We should be prepared to give up the satisfaction of the hungers of life that demand to be satisfied now in order to
acquire spiritual gain at some undetermined time in the future. The couple who decides to keep their relationship on
the very highest plane so that they will be able to give themselves to each other without any shame or regret on the
night of their marriage has made a good bargain.  They have chosen the best!  It does not come without cost, but it
is always worth it.  I have never had a couple say to me that they regretted their sexual discipline that kept them from
becoming involved sexually before they were married.  I have had several to come through the years expressing
regret and wishing that they had done it differently!
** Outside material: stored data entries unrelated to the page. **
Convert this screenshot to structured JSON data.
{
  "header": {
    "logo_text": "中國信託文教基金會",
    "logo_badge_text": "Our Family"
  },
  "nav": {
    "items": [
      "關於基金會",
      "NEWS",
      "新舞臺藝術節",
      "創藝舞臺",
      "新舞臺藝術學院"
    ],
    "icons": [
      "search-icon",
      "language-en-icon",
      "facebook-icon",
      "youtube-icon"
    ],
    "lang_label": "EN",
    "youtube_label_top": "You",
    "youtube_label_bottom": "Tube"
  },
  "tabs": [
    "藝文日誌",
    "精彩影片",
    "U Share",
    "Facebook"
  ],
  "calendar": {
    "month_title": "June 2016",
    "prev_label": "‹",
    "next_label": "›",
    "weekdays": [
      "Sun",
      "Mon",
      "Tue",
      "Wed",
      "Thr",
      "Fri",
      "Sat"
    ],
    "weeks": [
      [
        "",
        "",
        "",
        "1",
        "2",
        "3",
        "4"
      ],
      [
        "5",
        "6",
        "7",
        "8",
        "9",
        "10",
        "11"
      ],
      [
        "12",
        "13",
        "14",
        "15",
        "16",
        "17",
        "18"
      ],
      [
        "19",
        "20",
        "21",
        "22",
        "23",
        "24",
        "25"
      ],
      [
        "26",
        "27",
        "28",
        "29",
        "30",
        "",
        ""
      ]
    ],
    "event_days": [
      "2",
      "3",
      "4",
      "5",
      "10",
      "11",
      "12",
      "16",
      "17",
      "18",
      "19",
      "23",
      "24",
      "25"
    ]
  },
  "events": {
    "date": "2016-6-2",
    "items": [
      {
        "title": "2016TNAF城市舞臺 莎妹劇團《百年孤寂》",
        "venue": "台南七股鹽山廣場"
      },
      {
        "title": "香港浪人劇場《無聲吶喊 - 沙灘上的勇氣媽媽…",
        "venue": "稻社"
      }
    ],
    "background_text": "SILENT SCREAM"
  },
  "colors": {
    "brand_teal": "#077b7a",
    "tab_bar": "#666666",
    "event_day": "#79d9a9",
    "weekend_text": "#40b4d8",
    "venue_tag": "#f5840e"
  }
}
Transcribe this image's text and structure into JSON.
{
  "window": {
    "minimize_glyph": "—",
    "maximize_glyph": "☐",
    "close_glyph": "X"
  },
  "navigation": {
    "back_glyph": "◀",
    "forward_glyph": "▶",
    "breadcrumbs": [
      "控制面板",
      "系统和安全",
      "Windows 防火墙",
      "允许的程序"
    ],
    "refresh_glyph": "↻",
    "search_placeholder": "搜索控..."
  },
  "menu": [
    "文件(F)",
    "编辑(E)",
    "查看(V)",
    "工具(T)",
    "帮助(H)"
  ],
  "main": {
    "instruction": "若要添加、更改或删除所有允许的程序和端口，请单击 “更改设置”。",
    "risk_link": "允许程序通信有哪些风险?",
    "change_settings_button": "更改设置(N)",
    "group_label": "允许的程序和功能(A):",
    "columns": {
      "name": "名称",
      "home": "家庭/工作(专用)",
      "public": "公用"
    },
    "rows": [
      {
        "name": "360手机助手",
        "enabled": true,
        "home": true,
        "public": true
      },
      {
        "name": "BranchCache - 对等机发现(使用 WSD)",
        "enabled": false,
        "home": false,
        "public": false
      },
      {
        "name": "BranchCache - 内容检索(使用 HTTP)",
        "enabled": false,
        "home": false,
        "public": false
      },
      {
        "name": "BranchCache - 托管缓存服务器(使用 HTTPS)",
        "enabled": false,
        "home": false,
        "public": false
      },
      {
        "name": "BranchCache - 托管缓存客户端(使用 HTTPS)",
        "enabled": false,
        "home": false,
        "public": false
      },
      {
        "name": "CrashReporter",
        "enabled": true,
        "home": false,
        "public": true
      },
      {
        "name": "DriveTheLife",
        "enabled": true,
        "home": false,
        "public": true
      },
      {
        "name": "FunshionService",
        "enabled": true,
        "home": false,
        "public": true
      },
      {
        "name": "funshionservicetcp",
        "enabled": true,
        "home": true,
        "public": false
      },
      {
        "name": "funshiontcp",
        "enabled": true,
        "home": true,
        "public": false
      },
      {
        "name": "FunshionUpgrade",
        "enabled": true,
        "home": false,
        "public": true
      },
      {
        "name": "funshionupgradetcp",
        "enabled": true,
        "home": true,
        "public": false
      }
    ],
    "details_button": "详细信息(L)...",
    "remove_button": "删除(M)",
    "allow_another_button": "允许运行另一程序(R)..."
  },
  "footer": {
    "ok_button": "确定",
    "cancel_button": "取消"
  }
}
That person who refuses all forms of drugs and intoxicants so that they can keep their bodies strong for life has
made a good bargain.  There are things of much more importance than experiencing some reported high that drugs
or alcohol is supposed to be able to give.  The Jacobs of this world who put the higher value on the birthright will be
those who come out on top in the end.  

You and I will have to decide for ourselves about how much we believe our birthright to be worth.  We must decide
whether it is more important to keep our lives useful for God or to have some hunger satisfied immediately.  We will
have to decide how important family will be in our lives.  We will have to decide how important God’s purpose will be.  
We will have to decide how important the rule of God is in our lives.  Will we be ruled by the animal appetites that are
in our bodies -–like Esau?  Or will we be ruled by a higher commitment to the will of God – like Jacob?  Only you can

Let me warn you that to give up the future to satisfy something that is present in this moment is almost always a bad
bargain.  You will end up with a bowl of stew that you will enjoy for a moment and then it is gone.  In enjoying the
bowl of stew, you gave up an opportunity to have a part in the kingdom of God for the years ahead.

May God help us to give proper value to the birthrights of life.